In Sceneggiata di morte, pubblicato negli Oscar Mondadori, secondo romanzo col suo protagonista, Veneruso indaga sul caso di Maddalena Portolano, ex prostituta, divenuta poi la convivente del ricco Raimondo Satriano con cui generò tre figli segreti. Un chiaro omaggio in chiave noir al grande Eduardo e alla sua opera più conosciuta: Filumena Marturana. Ce ne vuole parlare?
Filumena Martorano racconta di una prostituta che ha avuto tre figli, uno di essi da un uomo ricco al quale lei non vuole dire chi dei tre è il vero figlio suo… La commedia di Eduardo si regge tutta su questo, sui tentativi dell’uomo di scoprire chi è il figlio. Un’idea fantastica. Prima di metterci mano ho molto studiato e ho scoperto che forse l’idea originale viene da una vicenda giudiziaria di fine ottocento che Eduardo aveva trovato anni dopo acquisendo materiale narrativo da un altro commediografo emigrato in America. Si tratta di una storia lunga che nessuno conosce e che forse un giorno racconterò…

Veneruso, figlio del suo tempo, pur non avendo famiglia, coltiva da anni un rapporto quasi da marito e moglie con Annarella, tra tenerezze e rapporti a pagamento, visto che lei fa la prostituta in una casa di tolleranza molto discreta. Ha previsto un’evoluzione più stabile della storia per unire le loro solitudini?
Annarella rappresenta il massimo cui un uomo come Veneruso possa ambire. Lei è grassoccia, non più tanto giovane, volgarissima e corrotta, però gli vuole bene e sa prenderlo: “Il cazzo non vuole pensieri e non vuole delitti” gli dice tutte le volte che Veneruso (uomo sensibile e fragile) non riesce a dare corso alle marchette già pagate.

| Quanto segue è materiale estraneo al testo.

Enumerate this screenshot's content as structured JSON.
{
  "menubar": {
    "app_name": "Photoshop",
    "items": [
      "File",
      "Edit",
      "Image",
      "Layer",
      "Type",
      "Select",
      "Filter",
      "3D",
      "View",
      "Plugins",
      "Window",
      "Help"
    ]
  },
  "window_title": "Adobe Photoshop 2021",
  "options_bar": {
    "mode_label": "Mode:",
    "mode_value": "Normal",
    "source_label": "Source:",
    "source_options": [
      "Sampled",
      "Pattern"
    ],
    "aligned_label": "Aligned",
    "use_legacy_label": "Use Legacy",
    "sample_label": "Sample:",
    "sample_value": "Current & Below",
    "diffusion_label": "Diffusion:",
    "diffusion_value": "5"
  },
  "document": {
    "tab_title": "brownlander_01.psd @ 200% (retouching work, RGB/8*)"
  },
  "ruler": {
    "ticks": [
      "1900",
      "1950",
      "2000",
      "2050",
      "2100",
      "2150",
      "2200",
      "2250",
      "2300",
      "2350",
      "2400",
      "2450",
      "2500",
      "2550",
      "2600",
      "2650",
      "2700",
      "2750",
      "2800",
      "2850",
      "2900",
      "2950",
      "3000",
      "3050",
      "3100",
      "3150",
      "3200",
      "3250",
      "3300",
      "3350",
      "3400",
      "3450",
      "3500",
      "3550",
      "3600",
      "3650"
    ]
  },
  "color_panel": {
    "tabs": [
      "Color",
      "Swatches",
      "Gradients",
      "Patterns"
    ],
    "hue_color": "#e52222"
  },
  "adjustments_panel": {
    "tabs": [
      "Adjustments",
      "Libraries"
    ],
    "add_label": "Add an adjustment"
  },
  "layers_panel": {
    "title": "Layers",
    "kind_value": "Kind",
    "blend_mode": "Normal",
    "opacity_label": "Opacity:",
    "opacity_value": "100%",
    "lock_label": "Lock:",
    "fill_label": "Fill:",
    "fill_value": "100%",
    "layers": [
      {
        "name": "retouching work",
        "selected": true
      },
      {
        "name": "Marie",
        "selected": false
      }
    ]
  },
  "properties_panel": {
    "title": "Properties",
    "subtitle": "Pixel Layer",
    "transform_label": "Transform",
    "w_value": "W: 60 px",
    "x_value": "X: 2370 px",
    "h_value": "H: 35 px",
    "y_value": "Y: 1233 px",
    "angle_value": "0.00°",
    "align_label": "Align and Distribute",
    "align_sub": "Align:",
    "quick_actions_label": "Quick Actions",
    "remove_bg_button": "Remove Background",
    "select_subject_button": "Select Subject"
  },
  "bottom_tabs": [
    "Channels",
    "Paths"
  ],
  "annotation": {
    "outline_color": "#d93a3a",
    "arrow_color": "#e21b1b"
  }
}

Salutiamoci raccontando qualcosa ai nostri lettori del terzo romanzo con protagonista il commissario Veneruso in pubblicazione nella collana da libreria Giallo Mondadori.  
Il romanzo si intitolerà “Tutti si muore soli”. La vicenda si svolge in un solo giorno – sabato 28 luglio 1883, il giorno del terremoto di Ischia (Casamicciola, 2.300 vittime) – dal crepuscolo alla notte fonda. Un lungo piano sequenza privo d’interruzioni: dalla prima pagina all’ultima il lettore è appollaiato sulla spalla di Veneruso e lo segue (davvero ovunque). In 20 ore, in 20 capitoli, il commissario risolverà il mistero del delitto alla Biblioteca Nazionale (ma anche altri due omicidi) entrando in contatto col mondo della cultura napoletana della Belle Époque di fine secolo (Benedetto Croce, Salvatore Di Giacomo, Francesco Mastriani, Eduardo Scarfoglio e Matilde Serao), con il mondo della prostituzione e con quella della nobiltà. Scoprirà tante cose: anche che l’Unità d’Italia non ha sconfitto solo una nazione, ma ha ferito a morte una grande cultura e una straordinaria lingua. Il tema in filigrana di questa storia sono le parole, la morte delle parole, la morte di un idioma – il napoletano (una lingua, non un dialetto, provvista di lunga storia, di sua grammatica, di poemi, poesia, saggi, ricerche, canzoni e ancora parlata da milioni di individui) – uccisa dai suoi stessi parlanti e relegata alla classe debole in funzione della modernità (cosa che sta accadendo oggi anche all’italiano). Il terremoto finale (realmente avvenuto quel giorno del 1883 a Ischia) diviene la scossa che risolve il caso ma in qualche modo fa capire a Veneruso che la distruzione – delle parole, del regno, della gloria e del suo mondo – è da tempo avviata.